Des résultats encourageants

« A l’inverse du bio, on ne cherche pas ici à éviter l’apparition de symptômes de maladies, précise Philippe Hébrard. Plusieurs fois dans la campagne 2019, des symptômes sont apparus, mais la vigne réagit, lutte contre le début de maladie et la bloque. » Avec à l’issue de ce millésime, des rendements comparables en bio et en zéro chimie, là où en 2018 une très forte pression de mildiou avait amoindri la récolte de moitié. « Le pessimiste dirait que le zéro chimie ne permet pas de résister à des pressions de maladie importantes comme en 2018, l’optimiste dira que nous n’étions pas encore aguerris et n’avons pas su bien réagir en 2018 », conclut, plutôt optimiste, le directeur.

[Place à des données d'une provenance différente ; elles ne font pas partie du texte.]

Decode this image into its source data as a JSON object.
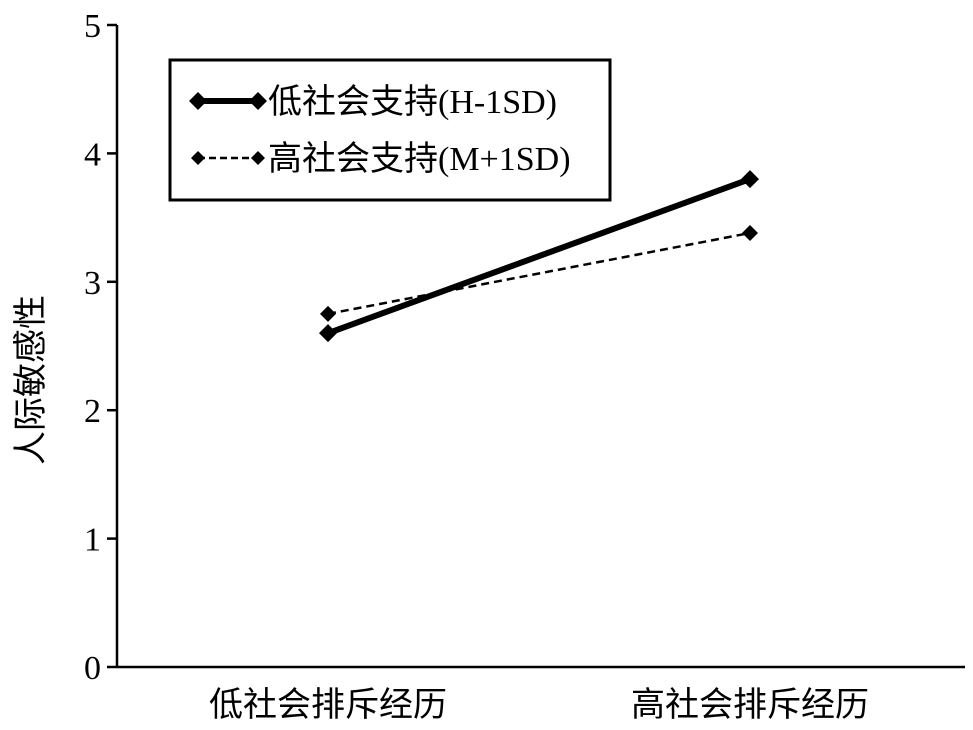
{
  "chart_data": {
    "type": "line",
    "title": "",
    "xlabel": "",
    "ylabel": "人际敏感性",
    "categories": [
      "低社会排斥经历",
      "高社会排斥经历"
    ],
    "ylim": [
      0,
      5
    ],
    "yticks": [
      "0",
      "1",
      "2",
      "3",
      "4",
      "5"
    ],
    "grid": false,
    "legend_position": "top-left",
    "series": [
      {
        "name": "低社会支持(H-1SD)",
        "values": [
          2.6,
          3.8
        ],
        "style": "solid-thick",
        "marker": "diamond",
        "color": "#000000"
      },
      {
        "name": "高社会支持(M+1SD)",
        "values": [
          2.75,
          3.38
        ],
        "style": "dashed",
        "marker": "diamond",
        "color": "#000000"
      }
    ]
  }
}
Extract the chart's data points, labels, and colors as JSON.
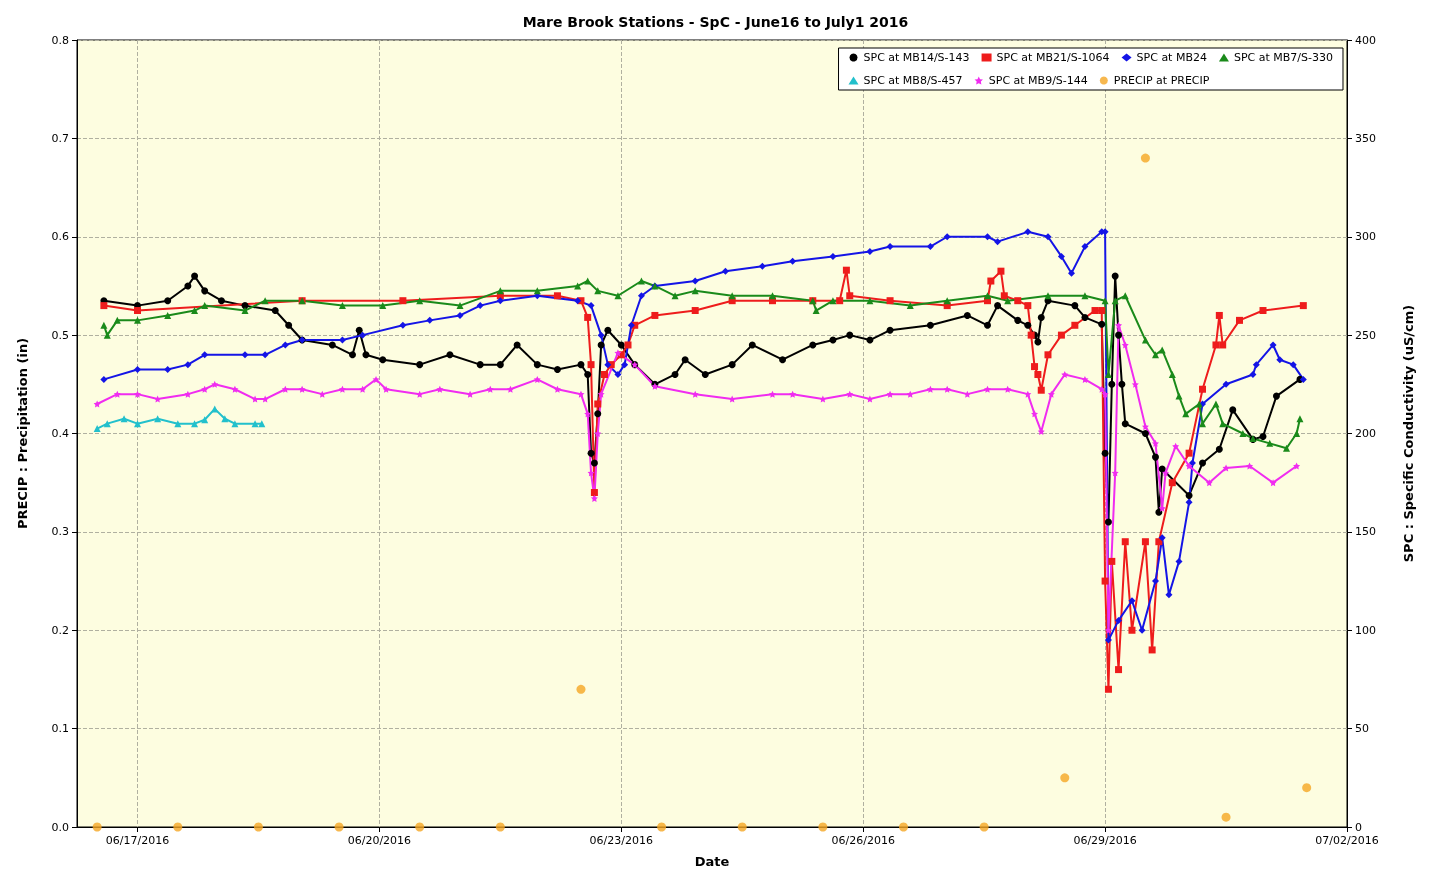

S’il est encore trop tôt pour mesure l’impact sur le vin, cette démarche est « plutôt perçue d’un oeil bienveillant » par les adhérents de la coopérative. De là à aller vers une culture à plus grande échelle ? C’est ce qu’espère Philippe Hébrad, qui ne manque pas d’arguments en faveur de l’extension de cette pratique culturale. « Nombreux sont les viticulteurs qui n’ont pas le temps de faire ce bouillies, constate-t-il. Si cette méthode venait à être étendue, on a la capacité d’approvisionner en bouillies toutes prêtes, de la marque Plocher » assure-t-il. Pour encourager encore et toujours les adhérents de la cave dans cette direction durable, trois semoirs à céréales sont également d’ores-et-déjà à disposition. A suivre.